Both of these funds have consistently performed at the bottom of their sectors and had demonstrated little prospect of recovery in the foreseeable future Neil Woodford himself warned in February 2018 to expect continued underperformance from his funds when he said, "We should all expect the environment to remain as challenging for the Woodford funds, as it has been since early summer last year.”
Regulator Concerns Over Recommended Fund Lists
When assessing the drivers for a recommendation of funds, the FCA found that funds affiliated with the platform are “significantly more likely to be added to the recommendation list than non-affiliated funds” while at the same time “are less likely to be deleted from recommendation lists”. The study also found that “recommended funds share a higher proportion of their revenues with the platforms than non-recommended funds”.
It is not just the regulator that has been critical of how these funds are selected.
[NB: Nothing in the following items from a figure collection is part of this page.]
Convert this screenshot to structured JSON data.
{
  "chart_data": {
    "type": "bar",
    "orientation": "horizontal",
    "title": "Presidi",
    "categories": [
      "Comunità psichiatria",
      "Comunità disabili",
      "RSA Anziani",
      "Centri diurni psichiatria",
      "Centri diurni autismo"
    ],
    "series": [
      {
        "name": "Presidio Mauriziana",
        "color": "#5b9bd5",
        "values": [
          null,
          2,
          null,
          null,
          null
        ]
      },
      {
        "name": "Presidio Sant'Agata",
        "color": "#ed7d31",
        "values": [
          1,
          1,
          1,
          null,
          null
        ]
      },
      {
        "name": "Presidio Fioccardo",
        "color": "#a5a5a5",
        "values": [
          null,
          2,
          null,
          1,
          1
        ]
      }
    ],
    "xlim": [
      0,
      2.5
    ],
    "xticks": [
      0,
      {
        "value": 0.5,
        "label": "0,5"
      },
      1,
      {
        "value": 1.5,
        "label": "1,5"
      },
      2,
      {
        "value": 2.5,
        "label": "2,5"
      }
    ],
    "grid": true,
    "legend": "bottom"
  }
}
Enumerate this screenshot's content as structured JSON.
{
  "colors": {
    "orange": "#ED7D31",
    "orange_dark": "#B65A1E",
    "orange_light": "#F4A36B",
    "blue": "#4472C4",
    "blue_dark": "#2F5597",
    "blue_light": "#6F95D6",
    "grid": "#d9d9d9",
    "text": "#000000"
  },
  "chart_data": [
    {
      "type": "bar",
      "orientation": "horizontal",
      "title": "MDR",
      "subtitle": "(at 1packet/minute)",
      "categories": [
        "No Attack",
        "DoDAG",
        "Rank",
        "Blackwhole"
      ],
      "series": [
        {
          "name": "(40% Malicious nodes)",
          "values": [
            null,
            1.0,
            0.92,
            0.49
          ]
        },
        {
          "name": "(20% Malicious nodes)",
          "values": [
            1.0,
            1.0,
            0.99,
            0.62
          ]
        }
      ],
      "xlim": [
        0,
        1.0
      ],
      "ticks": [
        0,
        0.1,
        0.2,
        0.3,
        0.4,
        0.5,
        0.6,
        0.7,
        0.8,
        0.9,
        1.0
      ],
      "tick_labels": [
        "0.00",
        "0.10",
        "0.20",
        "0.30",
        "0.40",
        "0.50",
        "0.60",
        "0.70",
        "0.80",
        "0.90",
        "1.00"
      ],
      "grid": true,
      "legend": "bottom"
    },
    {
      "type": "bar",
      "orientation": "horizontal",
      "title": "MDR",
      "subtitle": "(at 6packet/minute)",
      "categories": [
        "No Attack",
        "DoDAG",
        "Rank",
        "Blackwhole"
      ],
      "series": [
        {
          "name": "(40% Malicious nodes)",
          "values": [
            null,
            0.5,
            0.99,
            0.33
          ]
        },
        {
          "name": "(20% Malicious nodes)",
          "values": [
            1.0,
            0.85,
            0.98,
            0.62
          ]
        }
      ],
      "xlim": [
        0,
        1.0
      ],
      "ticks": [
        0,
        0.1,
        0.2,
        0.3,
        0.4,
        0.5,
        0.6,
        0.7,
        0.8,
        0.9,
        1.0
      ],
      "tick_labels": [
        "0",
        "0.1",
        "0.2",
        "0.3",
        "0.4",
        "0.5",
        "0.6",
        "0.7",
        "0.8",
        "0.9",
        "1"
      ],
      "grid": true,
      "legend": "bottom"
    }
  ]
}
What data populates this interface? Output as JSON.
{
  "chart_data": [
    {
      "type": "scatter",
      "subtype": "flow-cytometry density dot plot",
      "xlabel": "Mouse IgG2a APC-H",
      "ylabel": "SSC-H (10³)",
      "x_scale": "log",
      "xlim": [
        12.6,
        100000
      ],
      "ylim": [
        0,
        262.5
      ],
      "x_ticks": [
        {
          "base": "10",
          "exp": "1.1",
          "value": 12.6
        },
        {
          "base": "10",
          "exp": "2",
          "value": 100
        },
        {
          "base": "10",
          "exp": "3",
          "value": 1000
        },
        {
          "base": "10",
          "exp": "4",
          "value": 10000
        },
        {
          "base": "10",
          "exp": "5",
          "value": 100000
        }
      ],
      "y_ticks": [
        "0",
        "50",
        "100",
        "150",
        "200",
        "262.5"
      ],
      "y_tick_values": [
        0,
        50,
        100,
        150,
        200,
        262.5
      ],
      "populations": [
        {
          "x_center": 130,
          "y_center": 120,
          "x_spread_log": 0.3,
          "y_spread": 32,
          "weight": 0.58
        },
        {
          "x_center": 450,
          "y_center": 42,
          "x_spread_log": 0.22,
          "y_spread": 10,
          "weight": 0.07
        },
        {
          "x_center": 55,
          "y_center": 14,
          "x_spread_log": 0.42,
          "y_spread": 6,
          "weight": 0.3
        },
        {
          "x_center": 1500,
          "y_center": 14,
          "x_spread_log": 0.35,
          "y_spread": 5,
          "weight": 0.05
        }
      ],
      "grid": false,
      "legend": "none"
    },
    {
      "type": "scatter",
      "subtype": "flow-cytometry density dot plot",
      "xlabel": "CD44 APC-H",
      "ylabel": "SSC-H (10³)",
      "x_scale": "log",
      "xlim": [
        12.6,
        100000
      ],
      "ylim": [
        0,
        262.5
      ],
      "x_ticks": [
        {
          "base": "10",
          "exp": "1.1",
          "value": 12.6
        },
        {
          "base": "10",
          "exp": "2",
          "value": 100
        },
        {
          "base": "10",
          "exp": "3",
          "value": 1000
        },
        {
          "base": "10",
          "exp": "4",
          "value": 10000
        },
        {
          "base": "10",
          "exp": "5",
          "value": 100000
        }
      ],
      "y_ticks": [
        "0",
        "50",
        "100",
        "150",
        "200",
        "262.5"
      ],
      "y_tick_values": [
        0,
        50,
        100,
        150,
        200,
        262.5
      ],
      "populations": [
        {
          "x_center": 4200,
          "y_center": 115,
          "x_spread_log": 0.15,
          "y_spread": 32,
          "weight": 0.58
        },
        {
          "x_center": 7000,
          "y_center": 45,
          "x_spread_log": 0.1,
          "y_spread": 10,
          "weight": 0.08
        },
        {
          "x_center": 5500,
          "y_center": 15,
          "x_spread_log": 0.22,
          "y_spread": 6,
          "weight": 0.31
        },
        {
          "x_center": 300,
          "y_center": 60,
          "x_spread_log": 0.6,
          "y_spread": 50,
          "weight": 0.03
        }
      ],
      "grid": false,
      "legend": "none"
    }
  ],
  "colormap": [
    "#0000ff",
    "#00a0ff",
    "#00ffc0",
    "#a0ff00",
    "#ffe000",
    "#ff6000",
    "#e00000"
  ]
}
Terry Smith, a respected fund manager and founder of investment firm Fundsmith, recently voiced concerns over how Hargreaves Lansdown selects its recommended funds.
Smith was quoted in the Times as saying, “recommended funds continue to be chosen mainly for fund managers’ willingness to comply with a charging structure which enables Hargreaves Lansdown to maximise its own profitability, and not because they perform well for investors”.
Heavy Losses For Investors
Anyone who invested £10,000 into Woodford Equity Income after it was controversially included in a Hargreaves Wealth 50 recommended funds list in January 2019 would have suffered losses of £1,214 after just 150 days. In contrast, Hargreaves Lansdown is estimated to have raked in an estimated £2.5m of fees on its clients’ investment in Woodford Equity Income since its Wealth 50 list was published on 9th January.
Although the Woodford Equity Income fund’s future is in jeopardy with the fund suspended upon sustained outflows from investors, it has earned both Woodford Investment Management and Hargreaves Lansdown significant fee revenue, particularly in the first years of the funds as unparalleled interest saw it amass funds under management of more than £10 billion in its first year.
Ultimately, the relationship between Woodford and Hargreaves has earned both sizeable fee income, but for investors, many of whom have stuck by Woodford on the recommendation of the Wealth 50, it has been the opposite. Over the recent 2 years, the Woodford Equity Income fund has returned huge losses of -31.35%. The LF Woodford Income Focus fund hasn’t fared much better, since its launch on 12th April 2017, it has returned losses of -22.42%.